Donne che non volano,ma che sognano continuamente di volare. In silenzio, di notte, ad occhi chiusi. Mentre fingono di dormire perché non hanno voglia di farsi toccare. E piangono immaginando un’altra vita , perché hanno avuto paura che lo fosse e che adesso non saprebbero più come vivere. Donne tradite che sbagliano, che sbandano. Perché in fondo fragili, addestrate a credere solo in ciò che vedono e toccano. Che hanno perso di vista l’isola che non c’è, che pure adoravano in uno scorcio di fanciullezza rubata chissà quando. Donne piene di rimpianti, che vorrebbero cambiare tutto o quasi. Ma che non sanno da dove ripartire e perciò via, a sbattersi e correre. Come formichine instancabili. Nel non fermarsi mai, nell’avere – come dicono – una vita molto intensa, c’è il tentativo di non ascoltare bisogni che griderebbero ancora ai quattro venti ma che è meglio far tacere.

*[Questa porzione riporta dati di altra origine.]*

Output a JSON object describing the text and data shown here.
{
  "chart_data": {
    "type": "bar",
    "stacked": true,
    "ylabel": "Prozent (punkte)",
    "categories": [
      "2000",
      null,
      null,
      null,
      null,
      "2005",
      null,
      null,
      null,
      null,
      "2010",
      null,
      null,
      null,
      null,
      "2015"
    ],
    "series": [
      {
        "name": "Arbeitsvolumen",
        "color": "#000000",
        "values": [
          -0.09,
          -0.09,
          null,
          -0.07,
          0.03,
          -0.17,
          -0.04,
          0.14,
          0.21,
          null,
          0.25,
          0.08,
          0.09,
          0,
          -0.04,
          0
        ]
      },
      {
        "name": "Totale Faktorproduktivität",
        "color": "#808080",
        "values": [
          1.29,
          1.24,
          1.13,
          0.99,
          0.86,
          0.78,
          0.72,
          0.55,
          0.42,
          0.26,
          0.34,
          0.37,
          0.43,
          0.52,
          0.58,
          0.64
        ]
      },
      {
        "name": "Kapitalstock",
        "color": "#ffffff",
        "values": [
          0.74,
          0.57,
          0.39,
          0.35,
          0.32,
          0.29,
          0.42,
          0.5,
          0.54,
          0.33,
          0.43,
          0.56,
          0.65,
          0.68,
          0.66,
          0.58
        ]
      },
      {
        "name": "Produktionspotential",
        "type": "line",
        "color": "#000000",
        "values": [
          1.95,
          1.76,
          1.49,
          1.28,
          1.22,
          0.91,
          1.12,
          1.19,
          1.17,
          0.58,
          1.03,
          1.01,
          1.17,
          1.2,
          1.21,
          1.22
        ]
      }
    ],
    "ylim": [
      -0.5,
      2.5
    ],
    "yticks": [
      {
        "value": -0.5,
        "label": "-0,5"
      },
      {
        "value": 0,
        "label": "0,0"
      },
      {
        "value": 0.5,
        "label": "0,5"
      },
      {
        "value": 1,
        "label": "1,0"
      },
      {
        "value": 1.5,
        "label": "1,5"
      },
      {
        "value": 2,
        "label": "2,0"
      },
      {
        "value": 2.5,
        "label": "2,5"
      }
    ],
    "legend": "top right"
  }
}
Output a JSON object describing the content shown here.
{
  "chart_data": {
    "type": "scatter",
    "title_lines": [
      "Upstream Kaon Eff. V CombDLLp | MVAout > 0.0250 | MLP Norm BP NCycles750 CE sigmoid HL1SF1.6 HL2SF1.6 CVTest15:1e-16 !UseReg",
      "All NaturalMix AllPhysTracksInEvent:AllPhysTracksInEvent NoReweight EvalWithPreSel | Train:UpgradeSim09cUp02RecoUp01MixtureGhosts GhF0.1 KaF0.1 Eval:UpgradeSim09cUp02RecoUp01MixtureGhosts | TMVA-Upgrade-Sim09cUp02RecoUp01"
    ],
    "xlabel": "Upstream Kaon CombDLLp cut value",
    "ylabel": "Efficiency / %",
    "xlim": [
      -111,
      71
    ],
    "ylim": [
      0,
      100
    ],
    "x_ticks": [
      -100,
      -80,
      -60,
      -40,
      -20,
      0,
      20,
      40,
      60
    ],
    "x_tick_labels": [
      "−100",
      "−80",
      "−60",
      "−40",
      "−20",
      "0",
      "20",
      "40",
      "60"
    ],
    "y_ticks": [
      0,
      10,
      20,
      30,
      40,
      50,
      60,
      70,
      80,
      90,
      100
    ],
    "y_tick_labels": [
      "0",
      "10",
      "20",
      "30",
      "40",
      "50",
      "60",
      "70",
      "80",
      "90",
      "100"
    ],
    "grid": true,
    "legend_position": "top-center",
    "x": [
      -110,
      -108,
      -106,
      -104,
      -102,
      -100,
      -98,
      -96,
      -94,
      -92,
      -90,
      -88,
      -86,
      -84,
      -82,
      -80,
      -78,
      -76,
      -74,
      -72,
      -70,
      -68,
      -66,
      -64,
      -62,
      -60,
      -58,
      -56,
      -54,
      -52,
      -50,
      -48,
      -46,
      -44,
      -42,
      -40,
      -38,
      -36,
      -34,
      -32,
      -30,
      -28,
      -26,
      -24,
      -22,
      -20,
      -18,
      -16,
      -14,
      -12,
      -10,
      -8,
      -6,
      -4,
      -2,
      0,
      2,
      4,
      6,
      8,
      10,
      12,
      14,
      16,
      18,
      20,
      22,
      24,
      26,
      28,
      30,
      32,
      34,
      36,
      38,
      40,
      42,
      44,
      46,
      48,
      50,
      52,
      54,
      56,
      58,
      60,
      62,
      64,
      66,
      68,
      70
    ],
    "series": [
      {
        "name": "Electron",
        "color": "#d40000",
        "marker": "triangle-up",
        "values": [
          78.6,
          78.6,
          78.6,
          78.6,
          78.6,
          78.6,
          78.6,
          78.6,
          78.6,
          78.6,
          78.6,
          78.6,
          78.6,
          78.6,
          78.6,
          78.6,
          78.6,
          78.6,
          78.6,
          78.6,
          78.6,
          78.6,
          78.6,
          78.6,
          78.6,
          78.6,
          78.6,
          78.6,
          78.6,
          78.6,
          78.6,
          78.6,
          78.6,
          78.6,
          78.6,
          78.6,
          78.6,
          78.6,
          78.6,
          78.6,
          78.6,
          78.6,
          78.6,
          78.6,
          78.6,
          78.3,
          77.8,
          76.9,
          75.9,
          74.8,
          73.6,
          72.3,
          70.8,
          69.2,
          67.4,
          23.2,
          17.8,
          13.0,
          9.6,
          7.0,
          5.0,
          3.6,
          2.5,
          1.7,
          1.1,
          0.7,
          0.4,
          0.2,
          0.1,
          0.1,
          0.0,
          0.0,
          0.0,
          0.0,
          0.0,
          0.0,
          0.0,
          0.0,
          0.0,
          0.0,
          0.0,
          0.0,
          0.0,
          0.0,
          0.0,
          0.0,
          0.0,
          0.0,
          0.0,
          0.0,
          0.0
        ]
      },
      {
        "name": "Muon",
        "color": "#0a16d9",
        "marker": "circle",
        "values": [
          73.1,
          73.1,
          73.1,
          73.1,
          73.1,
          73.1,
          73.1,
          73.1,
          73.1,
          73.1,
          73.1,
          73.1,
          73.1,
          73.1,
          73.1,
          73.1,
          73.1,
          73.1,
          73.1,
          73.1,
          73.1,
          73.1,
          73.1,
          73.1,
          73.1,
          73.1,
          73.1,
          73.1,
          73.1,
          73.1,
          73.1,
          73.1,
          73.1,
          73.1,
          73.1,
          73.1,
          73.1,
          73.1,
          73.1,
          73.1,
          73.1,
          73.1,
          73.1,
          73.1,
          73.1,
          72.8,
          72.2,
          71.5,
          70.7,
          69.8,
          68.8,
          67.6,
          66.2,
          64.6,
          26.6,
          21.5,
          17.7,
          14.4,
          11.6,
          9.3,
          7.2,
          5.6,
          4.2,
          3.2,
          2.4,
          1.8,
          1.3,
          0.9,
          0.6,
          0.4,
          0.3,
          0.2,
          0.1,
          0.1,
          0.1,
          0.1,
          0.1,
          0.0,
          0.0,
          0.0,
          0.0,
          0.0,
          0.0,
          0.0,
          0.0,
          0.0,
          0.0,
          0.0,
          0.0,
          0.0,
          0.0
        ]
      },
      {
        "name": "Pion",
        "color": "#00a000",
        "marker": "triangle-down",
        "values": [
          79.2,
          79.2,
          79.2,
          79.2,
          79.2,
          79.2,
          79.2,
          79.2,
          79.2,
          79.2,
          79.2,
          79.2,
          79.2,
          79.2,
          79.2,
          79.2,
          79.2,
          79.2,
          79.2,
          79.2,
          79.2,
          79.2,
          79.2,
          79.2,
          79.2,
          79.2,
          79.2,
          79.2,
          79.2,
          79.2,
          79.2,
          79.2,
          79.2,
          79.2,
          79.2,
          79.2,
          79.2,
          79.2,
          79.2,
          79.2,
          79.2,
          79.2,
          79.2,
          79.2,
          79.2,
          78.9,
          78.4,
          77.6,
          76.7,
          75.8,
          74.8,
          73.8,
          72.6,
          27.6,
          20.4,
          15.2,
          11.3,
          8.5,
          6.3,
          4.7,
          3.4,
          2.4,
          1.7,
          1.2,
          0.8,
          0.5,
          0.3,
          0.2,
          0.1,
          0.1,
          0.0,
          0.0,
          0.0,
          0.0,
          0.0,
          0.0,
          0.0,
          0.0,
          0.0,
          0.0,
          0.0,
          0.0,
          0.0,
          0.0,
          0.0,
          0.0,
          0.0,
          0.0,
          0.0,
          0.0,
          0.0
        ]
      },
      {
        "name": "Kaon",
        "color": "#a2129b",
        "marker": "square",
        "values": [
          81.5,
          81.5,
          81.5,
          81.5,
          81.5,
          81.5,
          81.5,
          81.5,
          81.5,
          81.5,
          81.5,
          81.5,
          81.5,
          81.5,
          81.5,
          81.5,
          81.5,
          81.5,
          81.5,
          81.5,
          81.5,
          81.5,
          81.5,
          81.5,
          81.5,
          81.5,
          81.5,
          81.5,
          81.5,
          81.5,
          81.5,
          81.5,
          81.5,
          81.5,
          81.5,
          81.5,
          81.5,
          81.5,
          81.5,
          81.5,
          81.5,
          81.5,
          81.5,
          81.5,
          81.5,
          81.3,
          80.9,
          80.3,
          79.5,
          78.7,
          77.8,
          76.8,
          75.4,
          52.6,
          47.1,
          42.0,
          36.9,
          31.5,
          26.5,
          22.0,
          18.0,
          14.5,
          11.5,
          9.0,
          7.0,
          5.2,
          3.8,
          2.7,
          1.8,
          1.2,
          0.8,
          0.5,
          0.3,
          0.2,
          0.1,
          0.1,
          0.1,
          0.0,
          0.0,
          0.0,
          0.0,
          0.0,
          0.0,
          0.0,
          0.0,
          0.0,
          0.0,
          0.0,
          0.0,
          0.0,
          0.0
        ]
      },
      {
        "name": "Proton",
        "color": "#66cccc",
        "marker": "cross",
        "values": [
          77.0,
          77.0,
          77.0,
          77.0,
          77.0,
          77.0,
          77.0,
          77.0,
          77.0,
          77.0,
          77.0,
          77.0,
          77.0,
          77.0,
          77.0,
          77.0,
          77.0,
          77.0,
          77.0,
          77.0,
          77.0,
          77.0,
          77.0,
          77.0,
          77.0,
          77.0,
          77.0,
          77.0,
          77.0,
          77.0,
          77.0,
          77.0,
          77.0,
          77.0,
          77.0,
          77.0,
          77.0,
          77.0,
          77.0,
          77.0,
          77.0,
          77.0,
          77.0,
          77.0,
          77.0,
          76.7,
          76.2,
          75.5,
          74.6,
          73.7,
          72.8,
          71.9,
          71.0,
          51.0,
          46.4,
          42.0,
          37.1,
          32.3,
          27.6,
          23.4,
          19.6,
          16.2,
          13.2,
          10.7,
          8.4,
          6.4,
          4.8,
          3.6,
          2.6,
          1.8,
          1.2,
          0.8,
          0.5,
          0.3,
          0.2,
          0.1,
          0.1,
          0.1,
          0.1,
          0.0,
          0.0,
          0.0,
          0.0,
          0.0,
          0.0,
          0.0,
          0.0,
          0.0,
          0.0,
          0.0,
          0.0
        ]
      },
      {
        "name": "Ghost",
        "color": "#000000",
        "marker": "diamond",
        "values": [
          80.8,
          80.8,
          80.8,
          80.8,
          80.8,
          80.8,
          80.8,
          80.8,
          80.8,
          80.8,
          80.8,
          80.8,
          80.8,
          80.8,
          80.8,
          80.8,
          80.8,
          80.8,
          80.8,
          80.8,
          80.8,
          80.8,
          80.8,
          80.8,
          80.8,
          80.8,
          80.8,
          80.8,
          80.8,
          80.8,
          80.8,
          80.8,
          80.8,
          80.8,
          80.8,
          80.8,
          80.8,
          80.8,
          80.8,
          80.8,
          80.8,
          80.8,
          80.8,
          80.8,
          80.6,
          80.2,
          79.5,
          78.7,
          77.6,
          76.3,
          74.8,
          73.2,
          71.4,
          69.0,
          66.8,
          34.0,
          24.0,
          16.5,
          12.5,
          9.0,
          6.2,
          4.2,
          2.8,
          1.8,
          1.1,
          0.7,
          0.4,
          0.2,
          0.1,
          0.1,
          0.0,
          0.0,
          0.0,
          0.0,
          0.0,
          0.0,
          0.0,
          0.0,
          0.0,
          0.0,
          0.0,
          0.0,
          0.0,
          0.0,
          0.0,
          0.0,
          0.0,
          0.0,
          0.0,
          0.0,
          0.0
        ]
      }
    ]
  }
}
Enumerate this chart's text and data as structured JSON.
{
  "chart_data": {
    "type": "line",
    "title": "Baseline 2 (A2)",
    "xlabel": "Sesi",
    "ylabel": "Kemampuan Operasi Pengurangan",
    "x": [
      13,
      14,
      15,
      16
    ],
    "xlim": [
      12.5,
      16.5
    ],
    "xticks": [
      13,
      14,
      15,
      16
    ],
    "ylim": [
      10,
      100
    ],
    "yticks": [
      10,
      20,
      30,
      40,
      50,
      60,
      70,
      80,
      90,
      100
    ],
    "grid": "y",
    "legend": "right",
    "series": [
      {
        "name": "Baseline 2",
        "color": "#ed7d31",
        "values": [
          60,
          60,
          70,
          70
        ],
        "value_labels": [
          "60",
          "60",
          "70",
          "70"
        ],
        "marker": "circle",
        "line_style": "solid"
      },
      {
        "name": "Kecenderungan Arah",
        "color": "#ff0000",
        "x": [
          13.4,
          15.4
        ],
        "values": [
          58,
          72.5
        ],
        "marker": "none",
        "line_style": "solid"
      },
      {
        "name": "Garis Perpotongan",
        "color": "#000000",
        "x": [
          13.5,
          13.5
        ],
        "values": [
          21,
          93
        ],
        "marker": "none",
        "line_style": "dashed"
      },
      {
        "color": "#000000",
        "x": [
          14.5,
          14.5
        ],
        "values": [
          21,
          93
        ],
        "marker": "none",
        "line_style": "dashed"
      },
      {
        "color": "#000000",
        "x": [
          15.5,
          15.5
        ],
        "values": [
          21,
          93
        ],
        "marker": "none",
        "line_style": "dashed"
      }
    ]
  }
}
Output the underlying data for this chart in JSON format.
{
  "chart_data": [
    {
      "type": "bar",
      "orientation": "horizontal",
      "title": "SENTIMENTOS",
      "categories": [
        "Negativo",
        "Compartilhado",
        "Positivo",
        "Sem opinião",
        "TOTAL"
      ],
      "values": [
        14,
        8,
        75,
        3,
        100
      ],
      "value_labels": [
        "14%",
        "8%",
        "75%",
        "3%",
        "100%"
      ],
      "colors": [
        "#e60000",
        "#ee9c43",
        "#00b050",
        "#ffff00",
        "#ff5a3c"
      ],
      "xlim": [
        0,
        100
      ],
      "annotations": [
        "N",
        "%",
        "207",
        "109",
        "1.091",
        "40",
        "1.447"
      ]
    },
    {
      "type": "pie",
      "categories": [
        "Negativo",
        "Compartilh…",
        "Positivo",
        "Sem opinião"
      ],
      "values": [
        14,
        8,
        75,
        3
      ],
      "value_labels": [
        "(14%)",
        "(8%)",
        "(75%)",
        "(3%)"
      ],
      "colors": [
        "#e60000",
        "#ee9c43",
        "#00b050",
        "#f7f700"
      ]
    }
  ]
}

Le chiamano “in carriera” ma non sanno più cos’è l’amore o ci hanno rinunciato senza neppure sceglierlo, travolte dalla china di ciò che va fatto, dalla rivalsa o dall’ambizione instillata dal vuoto dentro. Lo hanno sfiorato, da ragazze, col solito tizio sbagliato, per poi mettere la “testa a posto” ed il cuore in frigo. Solo grilli per la testa , niente farfalle nello stomaco, il loro credo. Ma non volano, al massimo fanno un po’ di parapendio o qualcuna più intrepida qualche lancio col paracadute. E lì si ritrovano per qualche minuto in una dimensione magica, tra cielo e mare ed una calma appagante, che le avvolge e finalmente le carezza per come vorrebbero essere accarezzate.
Ma la speleologia dei sentimenti è uno sport che non si pratica da soli. E nella cordata ci vuole qualcuno con la stessa passione. Non ci sono ricette per la felicità ma chi macina chilometri deve fermarsi, rifiatare e bere acqua. Queste maratonete con la meta del successo hanno smarrito il senso della fatica, eppure arrancano, col sorriso sulle labbra ma tristi nell’animo di cui non sanno prendersi cura per il timore di soffrire nuovamente. Una stanza perciò che tengono chiusa a chiave e che nascondono a loro stesse, ma che avrebbero - a sentirsi per davvero - un desiderio smisurato di spalancare al sole. Non si può crescere mai bene se non si riparte da bambini e non si aggiustano i propri veri scopi esistenziali. Ci vuole coraggio forse. Di certo rispetto per sé.